Writing Personal Statements (Part 1 of 3)

Brainstorming Personal Statement Topics

When choosing your essay topic, don’t just write about the first thing that comes to mind after you’ve read the essay question. If it’s the first thing that occurs to you, it’s the first thing that occurs to many other applicants, too, and your essay won’t set you apart. Instead, make a list of many possible topics and choose the one that no one but you could write about. You’ve had experiences in your life that make you unique; it’s up to you to think of them and to find a way to write about them.

Spend as long as possible brainstorming potential topics before you begin writing an essay. One way to brainstorm topics is to make lots of lists, and to include at least ten items on each one.
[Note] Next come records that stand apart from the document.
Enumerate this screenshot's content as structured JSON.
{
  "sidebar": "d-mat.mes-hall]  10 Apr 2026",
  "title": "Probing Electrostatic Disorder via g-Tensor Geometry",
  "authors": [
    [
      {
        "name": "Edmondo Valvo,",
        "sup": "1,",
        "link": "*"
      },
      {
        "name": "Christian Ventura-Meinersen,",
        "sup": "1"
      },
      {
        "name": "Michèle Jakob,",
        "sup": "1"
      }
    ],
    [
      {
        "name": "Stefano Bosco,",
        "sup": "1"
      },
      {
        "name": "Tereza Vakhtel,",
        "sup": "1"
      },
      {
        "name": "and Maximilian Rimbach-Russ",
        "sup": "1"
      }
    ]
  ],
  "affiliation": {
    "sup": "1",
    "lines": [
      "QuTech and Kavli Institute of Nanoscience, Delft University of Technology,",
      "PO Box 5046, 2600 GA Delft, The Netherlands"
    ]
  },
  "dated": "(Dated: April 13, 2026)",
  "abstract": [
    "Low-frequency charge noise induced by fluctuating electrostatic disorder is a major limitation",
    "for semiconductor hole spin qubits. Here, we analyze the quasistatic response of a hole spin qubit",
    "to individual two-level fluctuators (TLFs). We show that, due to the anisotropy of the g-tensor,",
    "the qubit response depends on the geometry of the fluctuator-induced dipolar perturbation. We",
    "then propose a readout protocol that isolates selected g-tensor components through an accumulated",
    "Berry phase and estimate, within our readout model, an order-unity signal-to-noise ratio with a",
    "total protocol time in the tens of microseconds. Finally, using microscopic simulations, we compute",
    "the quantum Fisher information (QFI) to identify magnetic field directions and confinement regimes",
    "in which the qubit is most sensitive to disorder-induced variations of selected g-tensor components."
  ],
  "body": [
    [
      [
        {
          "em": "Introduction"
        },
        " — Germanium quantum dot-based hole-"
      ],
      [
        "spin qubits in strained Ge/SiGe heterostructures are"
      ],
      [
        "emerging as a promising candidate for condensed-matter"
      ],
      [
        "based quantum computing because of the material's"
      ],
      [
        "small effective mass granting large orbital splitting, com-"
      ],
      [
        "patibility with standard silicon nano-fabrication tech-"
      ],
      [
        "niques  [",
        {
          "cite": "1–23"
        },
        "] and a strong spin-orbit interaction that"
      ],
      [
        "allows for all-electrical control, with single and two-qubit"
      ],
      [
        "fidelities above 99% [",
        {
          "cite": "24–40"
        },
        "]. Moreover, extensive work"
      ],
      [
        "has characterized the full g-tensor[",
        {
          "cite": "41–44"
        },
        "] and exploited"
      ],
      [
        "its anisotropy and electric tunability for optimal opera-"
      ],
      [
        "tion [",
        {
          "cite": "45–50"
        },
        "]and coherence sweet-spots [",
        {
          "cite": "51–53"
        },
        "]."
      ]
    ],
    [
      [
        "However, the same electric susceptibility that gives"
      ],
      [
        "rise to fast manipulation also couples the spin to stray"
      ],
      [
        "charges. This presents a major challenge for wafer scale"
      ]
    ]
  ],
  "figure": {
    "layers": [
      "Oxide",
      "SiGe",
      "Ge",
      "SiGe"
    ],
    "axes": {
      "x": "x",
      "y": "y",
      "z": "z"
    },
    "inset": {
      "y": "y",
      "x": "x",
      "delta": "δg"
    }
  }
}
Here’s a sample list:

Jobs I Once Wanted to Have
1. Firefighter (age 5)
2. International Spy (age 7)
3. Animal Hypnotist (age 6)
4. Personal Shopper (age 12)
5. Video Game Tester (age 14)
6. Writer of Blurbs on Back of Novels (age 16)
7. Wedding Planner (age 13)
8. Concierge (age 14)
9. Pilot (age 9)
10. Barrista (age 17)

So, how does this list help you select a topic? Say that I’m applying to veterinary school. Writing the above list has reminded me that I, at age six, wanted to be an animal hypnotist; this story will make a great anecdote to open my application essay, and will also lead into a more serious discussion of why I want to be a vet, etc.